Lastly, she wants to make education more accessible. “I think there's a lot of barriers to graduating with your bachelor's,” says Jessica. “Disabled students graduate at a rate half that of non-disabled students, to get your bachelor's. And that I think, really shows a big failure within the education system that is really not supporting disabled students and their goals.”

And her solution to solve this? It’s of course, she says, to allow and hire disabled people to be administrators, faculty, and professors at colleges. “We just need to have that availability and to not think of disability as a liability, but more of an asset.”

Advice to Students

To students who aspire to make a change in the world, but may not have the resources, a starting point, or a voice to do so, Jessica’s advice is to put yourself out there and invest in yourself. Do things outside of school, whether it’s an extracurricular, hobby, or just something you really want to do, and if you don’t like it, try something else!

She adds that you can’t stop at just participating in these experiences, you must talk about them as well. “You got to say it loud and proud.” She says. “These are the things you’re doing, and it’s not to say, ‘I’m better’, it's to say, ‘This is what makes me a competitive person within scholarship applications and jobs.”

Along with this, she urges everyone to just apply. Over the summer, she took a chance and applied to the Department of Labor, which resulted in her interning there over the summer. Now, she’s at a law fellowship at Loyola Law School because she once again, took the chance and applied.

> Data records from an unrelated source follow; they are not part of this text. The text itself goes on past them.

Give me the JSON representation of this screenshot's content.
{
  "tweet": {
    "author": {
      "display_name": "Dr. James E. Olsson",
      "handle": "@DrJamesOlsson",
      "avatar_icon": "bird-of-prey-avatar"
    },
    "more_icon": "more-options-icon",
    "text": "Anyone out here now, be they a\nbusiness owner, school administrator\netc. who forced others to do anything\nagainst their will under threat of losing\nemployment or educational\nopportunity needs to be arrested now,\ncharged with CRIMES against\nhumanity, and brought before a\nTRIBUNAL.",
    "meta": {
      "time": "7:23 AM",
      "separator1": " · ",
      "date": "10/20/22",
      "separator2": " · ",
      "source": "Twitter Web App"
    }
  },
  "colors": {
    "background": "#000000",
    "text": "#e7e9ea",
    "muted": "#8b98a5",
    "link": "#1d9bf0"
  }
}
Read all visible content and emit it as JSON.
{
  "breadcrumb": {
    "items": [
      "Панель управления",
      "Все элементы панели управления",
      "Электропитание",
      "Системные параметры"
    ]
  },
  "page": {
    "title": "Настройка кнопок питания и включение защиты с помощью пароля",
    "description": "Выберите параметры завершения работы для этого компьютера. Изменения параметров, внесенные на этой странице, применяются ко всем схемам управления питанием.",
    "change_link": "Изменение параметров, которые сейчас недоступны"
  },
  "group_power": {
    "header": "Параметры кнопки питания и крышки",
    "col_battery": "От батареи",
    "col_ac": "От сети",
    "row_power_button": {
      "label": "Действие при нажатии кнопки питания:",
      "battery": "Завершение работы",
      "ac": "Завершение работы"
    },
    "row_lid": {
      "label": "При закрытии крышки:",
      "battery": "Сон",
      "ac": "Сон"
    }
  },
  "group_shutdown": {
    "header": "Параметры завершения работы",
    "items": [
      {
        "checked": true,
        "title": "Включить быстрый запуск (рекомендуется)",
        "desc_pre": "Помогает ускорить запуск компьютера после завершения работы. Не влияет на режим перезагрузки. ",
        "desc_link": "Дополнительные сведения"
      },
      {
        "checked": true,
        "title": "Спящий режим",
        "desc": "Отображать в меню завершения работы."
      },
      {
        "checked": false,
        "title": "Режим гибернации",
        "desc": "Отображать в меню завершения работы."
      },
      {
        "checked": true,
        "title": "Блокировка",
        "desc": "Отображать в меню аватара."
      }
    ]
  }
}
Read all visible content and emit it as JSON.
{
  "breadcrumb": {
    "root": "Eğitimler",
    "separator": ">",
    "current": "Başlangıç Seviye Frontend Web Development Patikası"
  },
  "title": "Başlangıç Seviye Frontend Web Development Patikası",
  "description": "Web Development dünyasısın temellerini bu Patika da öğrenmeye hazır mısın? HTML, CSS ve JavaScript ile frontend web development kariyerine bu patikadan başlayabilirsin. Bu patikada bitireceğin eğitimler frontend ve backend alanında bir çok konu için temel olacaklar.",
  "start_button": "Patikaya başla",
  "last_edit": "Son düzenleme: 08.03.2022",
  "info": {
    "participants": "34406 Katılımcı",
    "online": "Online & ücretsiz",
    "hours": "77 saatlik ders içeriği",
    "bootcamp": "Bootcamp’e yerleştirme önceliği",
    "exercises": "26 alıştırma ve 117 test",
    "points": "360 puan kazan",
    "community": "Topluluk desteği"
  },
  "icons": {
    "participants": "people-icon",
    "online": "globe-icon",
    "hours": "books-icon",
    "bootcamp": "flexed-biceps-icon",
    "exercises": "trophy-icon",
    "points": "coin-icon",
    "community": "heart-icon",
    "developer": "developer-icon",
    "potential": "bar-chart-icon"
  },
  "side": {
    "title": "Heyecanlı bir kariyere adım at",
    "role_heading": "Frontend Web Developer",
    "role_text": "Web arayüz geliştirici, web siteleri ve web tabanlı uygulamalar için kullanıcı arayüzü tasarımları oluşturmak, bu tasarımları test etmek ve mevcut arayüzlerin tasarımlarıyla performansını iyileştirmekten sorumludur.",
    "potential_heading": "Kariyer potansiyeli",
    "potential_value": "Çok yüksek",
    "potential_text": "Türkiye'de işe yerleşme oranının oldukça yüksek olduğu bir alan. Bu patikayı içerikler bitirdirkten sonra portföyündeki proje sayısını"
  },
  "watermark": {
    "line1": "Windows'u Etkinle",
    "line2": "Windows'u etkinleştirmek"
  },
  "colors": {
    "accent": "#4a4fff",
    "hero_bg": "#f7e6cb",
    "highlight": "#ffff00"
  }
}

She emphasizes the importance of not blocking yourself from an opportunity even if you feel you have no chance of getting it. You won’t know if you’ll get it unless you try, but you guarantee yourself a no if you never take the chance. “If I don't get it, then I don't get it. And that's okay.” She says. “But if I do get it, that’s one more thing that I can check off my bucket list, and hopefully benefit myself in the future.”